A few discerning observers have taken a whack at the question, but NEA's own report provides the answer.
Public education funding in the United States is largely a factor of enrollment. The more students there are in the public schools, the more money they receive from the taxpayers. Spending that money, however, is largely a factor of the size of the education labor force. About 82 cents of every dollar spent on K-12 public education goes toward the salaries and benefits of school employees, the majority of whom are teachers.
How those two factors mesh determines whether a school system runs on, over, or under budget. NEA's tables clearly indicate that the reason so many states are having education funding problems -- and why the average teacher salary is not higher -- is not because of NCLB, cheapskate taxpayers, stingy administrators, or any of the other usual targets. It's because as a percentage of the whole, we're hiring more teachers -- many more teachers -- than we're enrolling students to support them.
In 2004-05, America enrolled 297,101 more students than in 2003-04. But it employed 49,732 more teachers. That's 1 teacher for every additional 6 students.
EIA has created a table, based on the NEA data, that shows the percentage increase in the number of teachers, the percentage increase in the number of students, and the difference between the two, for all 50 states. The table is easy to understand, but let me illustrate with a few examples:
* Colorado had a growth in enrollment of 1.2 percent, but it only increased its teacher force by 0.5 percent, leaving the state with 0.7 percent fewer teachers than it needed to keep up with enrollment.

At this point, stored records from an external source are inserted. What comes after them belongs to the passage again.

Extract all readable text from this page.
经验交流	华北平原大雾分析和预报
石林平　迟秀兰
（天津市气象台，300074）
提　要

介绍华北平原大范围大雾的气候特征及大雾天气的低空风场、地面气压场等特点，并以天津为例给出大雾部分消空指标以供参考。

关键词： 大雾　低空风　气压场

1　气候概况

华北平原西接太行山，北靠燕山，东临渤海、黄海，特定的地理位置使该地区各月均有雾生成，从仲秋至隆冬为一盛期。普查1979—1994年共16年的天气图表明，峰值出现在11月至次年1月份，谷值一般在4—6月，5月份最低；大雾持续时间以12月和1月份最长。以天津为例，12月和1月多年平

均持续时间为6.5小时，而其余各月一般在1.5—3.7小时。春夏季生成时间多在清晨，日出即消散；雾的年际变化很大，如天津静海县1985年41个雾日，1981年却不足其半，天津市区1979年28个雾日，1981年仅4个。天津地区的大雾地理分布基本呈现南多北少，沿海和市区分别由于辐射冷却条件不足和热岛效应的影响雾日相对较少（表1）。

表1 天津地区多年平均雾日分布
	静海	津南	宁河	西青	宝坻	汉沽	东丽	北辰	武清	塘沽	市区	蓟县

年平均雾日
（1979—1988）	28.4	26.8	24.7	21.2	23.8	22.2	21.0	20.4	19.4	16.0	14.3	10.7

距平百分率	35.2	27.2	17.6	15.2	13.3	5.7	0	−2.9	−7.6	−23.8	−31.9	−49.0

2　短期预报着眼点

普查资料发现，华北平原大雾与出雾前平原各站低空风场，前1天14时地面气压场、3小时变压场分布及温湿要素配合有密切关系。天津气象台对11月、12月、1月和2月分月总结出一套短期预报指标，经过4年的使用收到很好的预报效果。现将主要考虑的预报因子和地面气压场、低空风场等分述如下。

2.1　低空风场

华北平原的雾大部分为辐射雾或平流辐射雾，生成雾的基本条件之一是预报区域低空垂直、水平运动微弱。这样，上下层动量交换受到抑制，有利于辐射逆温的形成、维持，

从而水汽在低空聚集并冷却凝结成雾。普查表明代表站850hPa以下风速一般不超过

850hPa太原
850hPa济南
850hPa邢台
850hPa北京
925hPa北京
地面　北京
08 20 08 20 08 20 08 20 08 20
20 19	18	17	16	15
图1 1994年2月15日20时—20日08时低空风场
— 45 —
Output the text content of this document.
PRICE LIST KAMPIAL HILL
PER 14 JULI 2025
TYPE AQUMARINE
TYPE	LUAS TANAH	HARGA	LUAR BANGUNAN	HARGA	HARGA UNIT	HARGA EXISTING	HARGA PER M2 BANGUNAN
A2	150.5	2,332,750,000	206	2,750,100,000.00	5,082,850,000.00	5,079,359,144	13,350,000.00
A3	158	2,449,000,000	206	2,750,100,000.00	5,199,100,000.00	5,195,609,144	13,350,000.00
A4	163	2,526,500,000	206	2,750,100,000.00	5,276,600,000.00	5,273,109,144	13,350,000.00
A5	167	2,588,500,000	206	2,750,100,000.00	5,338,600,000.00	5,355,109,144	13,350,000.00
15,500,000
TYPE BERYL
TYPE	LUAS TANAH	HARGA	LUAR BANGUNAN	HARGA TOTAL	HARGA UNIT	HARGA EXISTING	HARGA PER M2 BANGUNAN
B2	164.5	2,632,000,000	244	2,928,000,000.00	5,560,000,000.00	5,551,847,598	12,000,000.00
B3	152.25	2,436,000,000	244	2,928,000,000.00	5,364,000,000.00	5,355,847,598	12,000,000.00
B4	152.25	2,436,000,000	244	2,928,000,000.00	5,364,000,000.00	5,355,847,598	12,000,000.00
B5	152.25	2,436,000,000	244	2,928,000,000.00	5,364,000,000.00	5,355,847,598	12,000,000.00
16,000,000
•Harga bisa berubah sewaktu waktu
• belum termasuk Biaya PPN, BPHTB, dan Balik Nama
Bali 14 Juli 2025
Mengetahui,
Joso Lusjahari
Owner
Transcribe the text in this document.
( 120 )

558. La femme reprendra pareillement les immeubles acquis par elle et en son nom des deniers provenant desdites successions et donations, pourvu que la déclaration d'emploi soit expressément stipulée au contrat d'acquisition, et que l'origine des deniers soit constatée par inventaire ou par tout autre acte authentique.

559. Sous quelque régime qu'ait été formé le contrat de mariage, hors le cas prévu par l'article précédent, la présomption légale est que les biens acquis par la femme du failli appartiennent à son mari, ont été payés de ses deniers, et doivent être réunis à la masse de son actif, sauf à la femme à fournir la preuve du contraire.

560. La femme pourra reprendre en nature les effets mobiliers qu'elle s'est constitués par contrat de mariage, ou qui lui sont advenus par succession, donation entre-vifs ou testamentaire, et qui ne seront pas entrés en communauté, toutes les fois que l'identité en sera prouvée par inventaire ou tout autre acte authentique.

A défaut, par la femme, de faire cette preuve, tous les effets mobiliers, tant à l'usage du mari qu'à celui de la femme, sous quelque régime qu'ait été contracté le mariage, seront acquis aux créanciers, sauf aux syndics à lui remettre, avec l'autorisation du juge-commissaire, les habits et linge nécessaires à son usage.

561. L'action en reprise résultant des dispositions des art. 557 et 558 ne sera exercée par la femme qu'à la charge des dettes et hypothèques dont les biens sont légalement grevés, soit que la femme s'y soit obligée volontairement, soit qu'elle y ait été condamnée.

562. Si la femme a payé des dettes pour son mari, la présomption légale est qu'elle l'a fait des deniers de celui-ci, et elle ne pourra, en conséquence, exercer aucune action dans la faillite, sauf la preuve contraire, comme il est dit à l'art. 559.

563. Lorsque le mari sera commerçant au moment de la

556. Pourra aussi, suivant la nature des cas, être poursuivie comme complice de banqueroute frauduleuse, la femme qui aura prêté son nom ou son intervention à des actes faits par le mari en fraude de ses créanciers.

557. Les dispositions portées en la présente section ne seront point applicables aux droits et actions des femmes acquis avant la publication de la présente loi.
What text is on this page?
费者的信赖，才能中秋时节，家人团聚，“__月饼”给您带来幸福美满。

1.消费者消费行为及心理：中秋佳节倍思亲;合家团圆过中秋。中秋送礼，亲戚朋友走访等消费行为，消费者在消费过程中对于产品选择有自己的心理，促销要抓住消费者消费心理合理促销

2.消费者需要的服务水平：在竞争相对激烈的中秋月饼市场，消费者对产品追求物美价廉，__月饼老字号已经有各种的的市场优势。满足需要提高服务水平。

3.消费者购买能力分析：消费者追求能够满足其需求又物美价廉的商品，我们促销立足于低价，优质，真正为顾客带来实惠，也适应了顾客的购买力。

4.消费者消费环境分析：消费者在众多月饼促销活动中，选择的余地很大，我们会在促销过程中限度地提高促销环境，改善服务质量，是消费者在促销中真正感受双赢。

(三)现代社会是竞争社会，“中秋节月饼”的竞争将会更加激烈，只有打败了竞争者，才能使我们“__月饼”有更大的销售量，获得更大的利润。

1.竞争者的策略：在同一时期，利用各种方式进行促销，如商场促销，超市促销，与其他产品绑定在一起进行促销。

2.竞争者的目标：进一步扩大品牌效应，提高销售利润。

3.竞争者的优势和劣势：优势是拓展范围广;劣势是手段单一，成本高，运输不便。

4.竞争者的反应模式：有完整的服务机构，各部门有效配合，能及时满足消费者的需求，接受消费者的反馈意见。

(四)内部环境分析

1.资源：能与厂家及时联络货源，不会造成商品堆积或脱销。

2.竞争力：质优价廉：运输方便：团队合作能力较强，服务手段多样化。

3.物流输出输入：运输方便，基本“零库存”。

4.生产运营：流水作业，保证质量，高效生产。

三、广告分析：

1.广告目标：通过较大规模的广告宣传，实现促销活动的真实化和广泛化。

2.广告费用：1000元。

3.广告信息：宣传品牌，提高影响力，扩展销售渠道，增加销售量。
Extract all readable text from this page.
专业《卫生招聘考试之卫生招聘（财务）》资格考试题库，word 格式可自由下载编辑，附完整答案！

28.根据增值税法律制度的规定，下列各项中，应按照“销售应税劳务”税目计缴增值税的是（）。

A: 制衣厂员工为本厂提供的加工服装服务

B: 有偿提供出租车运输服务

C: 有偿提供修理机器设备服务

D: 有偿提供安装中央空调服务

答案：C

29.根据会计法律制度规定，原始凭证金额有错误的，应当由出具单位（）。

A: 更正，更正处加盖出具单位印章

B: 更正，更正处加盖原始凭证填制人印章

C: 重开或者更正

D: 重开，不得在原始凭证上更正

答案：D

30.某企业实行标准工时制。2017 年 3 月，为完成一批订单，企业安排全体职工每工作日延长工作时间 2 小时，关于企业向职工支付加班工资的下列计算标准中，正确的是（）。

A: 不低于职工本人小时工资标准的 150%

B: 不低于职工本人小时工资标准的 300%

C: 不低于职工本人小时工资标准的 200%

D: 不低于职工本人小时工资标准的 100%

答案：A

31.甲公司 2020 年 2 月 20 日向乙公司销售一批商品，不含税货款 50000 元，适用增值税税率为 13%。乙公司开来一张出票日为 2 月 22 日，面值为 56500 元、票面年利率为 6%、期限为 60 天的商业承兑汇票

* South Dakota had 1.2 percent fewer teachers, but it also had 2.3 percent fewer students, leaving it with 1.1 percent more teachers than it needed for the students it had.
* Maine had 1.5 percent fewer students, but 6.4 percent more teachers, leaving the teacher force 7.9 percent ahead of enrollment.
By EIA's estimate, if teacher hiring had not exceeded enrollment growth last year, there would have been an additional $1.02 billion available for the remaining teachers. Depending on the salary used, the amount would have at least boosted the national average teacher salary increase from 2.3 percent to 3.0 percent, and perhaps even more.